Hampshire County Council (22 002 269)
Category : Education > School admissions
Decision : Closed after initial enquiries
Decision date : 29 Jun 2022
The Ombudsman's final decision:
Summary: We do not have grounds to investigate this complaint from a parent about the handling of her appeal regarding a place for her daughter at the secondary school she wanted. This is mainly because there is no sign of fault by the appeal panel.
The complaint
- The complainant, who I shall call Mrs B, complained that the school admission appeal panel unreasonably rejected her appeal about the refusal of a place for her daughter (‘C’) at her preferred secondary school (‘the School’). Mrs B complained in particular that the panel did not take proper account of her family’s circumstances due to service in the armed forces. In addition Mrs B complained about a data protection breach by the Council because it published notes from her appeal hearing containing personal information on its appeals portal.
The Ombudsman’s role and powers
- We investigate complaints about ‘maladministration’ and ‘service failure’, which we call ‘fault’. We provide a free service, but must use public money carefully. We do not start an investigation if, for example, we decide there is not enough evidence of fault to justify investigating or there is another body better placed to consider the complaint (Local Government Act 1974, section 24A(6))
- We normally expect someone to refer the matter to the Information Commissioner’s Office (ICO) if they have a complaint about data protection. However, we may decide to investigate if we think there are good reasons..(Local Government Act 1974, section 24A(6), as amended)
- We cannot question whether an admission appeal panel’s decision is right or wrong simply because the complainant disagrees with it. We must consider whether there was fault in the way the decision was reached. (Local Government Act 1974, section 34(3), as amended)
How I considered this complaint
- I considered the information Mrs B provided with her complaint, her comments when we spoke on the telephone and her response to a draft of this decision. I also took account of documents about Mrs B’s appeal which the Council provided.
My assessment
- Appeal panels must follow the law when considering an appeal for a secondary school place. In particular, the panel must consider whether:
- the admission arrangements comply with the law;
- the admission arrangements were properly applied to the child in question.
- It must then consider whether admitting another child would prejudice the education of others. If the panel finds there would be prejudice it must then consider the appellant’s arguments. If the panel decides the appellant’s case outweighs the prejudice to the school, it must uphold the appeal.
- The panel in Mrs B’s case decided that the School’s admission arrangements were lawful and correctly applied to C’s application. The panel also agreed that taking an extra child would cause prejudice to the School and the children already going there.
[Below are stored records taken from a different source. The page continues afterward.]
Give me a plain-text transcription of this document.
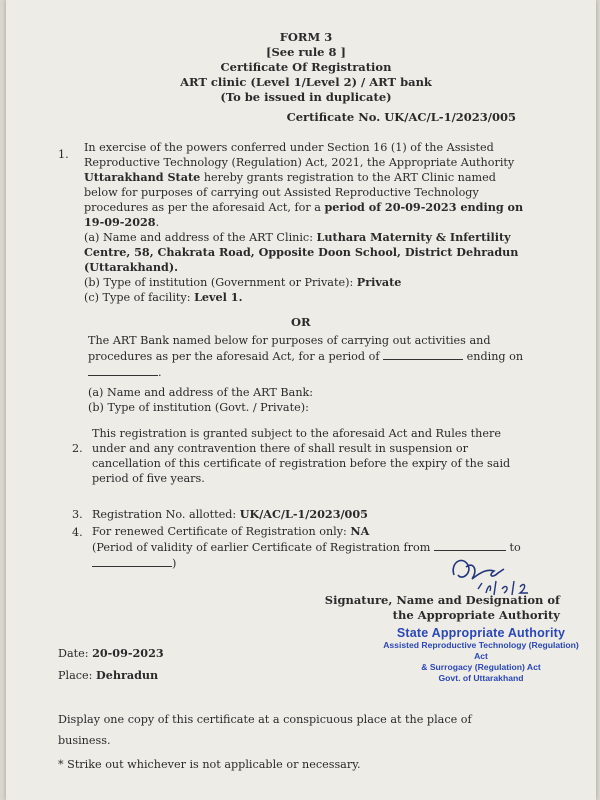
FORM 3
[See rule 8 ]
Certificate Of Registration
ART clinic (Level 1/Level 2) / ART bank
(To be issued in duplicate)
Certificate No. UK/AC/L-1/2023/005
1.
In exercise of the powers conferred under Section 16 (1) of the Assisted
Reproductive Technology (Regulation) Act, 2021, the Appropriate Authority
Uttarakhand State hereby grants registration to the ART Clinic named
below for purposes of carrying out Assisted Reproductive Technology
procedures as per the aforesaid Act, for a period of 20-09-2023 ending on
19-09-2028.
(a) Name and address of the ART Clinic: Luthara Maternity & Infertility
Centre, 58, Chakrata Road, Opposite Doon School, District Dehradun
(Uttarakhand).
(b) Type of institution (Government or Private): Private
(c) Type of facility: Level 1.
OR
The ART Bank named below for purposes of carrying out activities and
procedures as per the aforesaid Act, for a period of	ending on
.
(a) Name and address of the ART Bank:
(b) Type of institution (Govt. / Private):
2.
This registration is granted subject to the aforesaid Act and Rules there
under and any contravention there of shall result in suspension or
cancellation of this certificate of registration before the expiry of the said
period of five years.
3. Registration No. allotted: UK/AC/L-1/2023/005
4. For renewed Certificate of Registration only: NA
(Period of validity of earlier Certificate of Registration from	to
)
Signature, Name and Designation of
the Appropriate Authority
State Appropriate Authority
Assisted Reproductive Technology (Regulation) Act
& Surrogacy (Regulation) Act
Govt. of Uttarakhand
Date: 20-09-2023
Place: Dehradun
Display one copy of this certificate at a conspicuous place at the place of
business.
* Strike out whichever is not applicable or necessary.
- But from the evidence provided I do not see sign of fault in the way the panel decided these matters. My view is that the panel was reasonably entitled to reach the conclusions it did based on the information presented to it at the appeal.
- Mrs B felt she had a strong case for C to be given a place at the School. In particular Mrs B referred to the disruptions to family life due to her partner’s active service in the armed forces which prompted their decision to move house nearer to the School so that relatives in the area could provide more support. Mrs B also referred to C’s need for a settled education at the School which is known for its pastoral care for armed forces children.
- But ultimately it was the panel’s job to reach its own view about the opposing cases, having weighed up the information it received from both sides at the appeal. Having gone through the appeal documents I consider that the clerk’s notes, and the panel’s decision letter, are evidence that the panel properly followed this balancing process and came to a reasoned judgement based on the information presented to it.
- In particular I am not convinced there is evidence the panel was insufficiently aware, or failed to take enough account, of Mrs B’s family’s circumstances as an armed forces family. In addition I do not see that the panel’s comments about the limited relevance of the armed forces covenant in Mrs B’s case were inappropriate. I also see no indication the panel was prejudiced against Mrs B in this respect, as she had suggested.
- From the hearing records it also appears the panel gave Mrs B a reasonable opportunity to make her case. I also note the panel further explored the issues with her in their questions on the day and it seems to me those questions were pertinent to the case.
- As a result I am not convinced that there is sign of fault in the panel’s decision-making, or in any other part of the appeal process, which would give us grounds to question its decision in Mrs B’s case. Therefore I have concluded that we would not be justified in starting an investigation of Mrs B’s complaint about this matter.
- Mrs B’s other main concern was about the Council’s unauthorised disclosure of personal information in her case. But parliament has set up the ICO to deal with complaints about data protection breaches, including about the disclosure of information in error. As a result the ICO is the body best placed to consider Mrs B’s complaint in this respect. I understand the ICO is already involved regarding the matter, so there is no reason for us to start our own investigation.
Final decision
- We do not have reason to investigate Mrs B’s complaint relating to the handling of her appeal regarding a place for her daughter at her preferred secondary school. This is mainly because there is no sign of fault by the panel.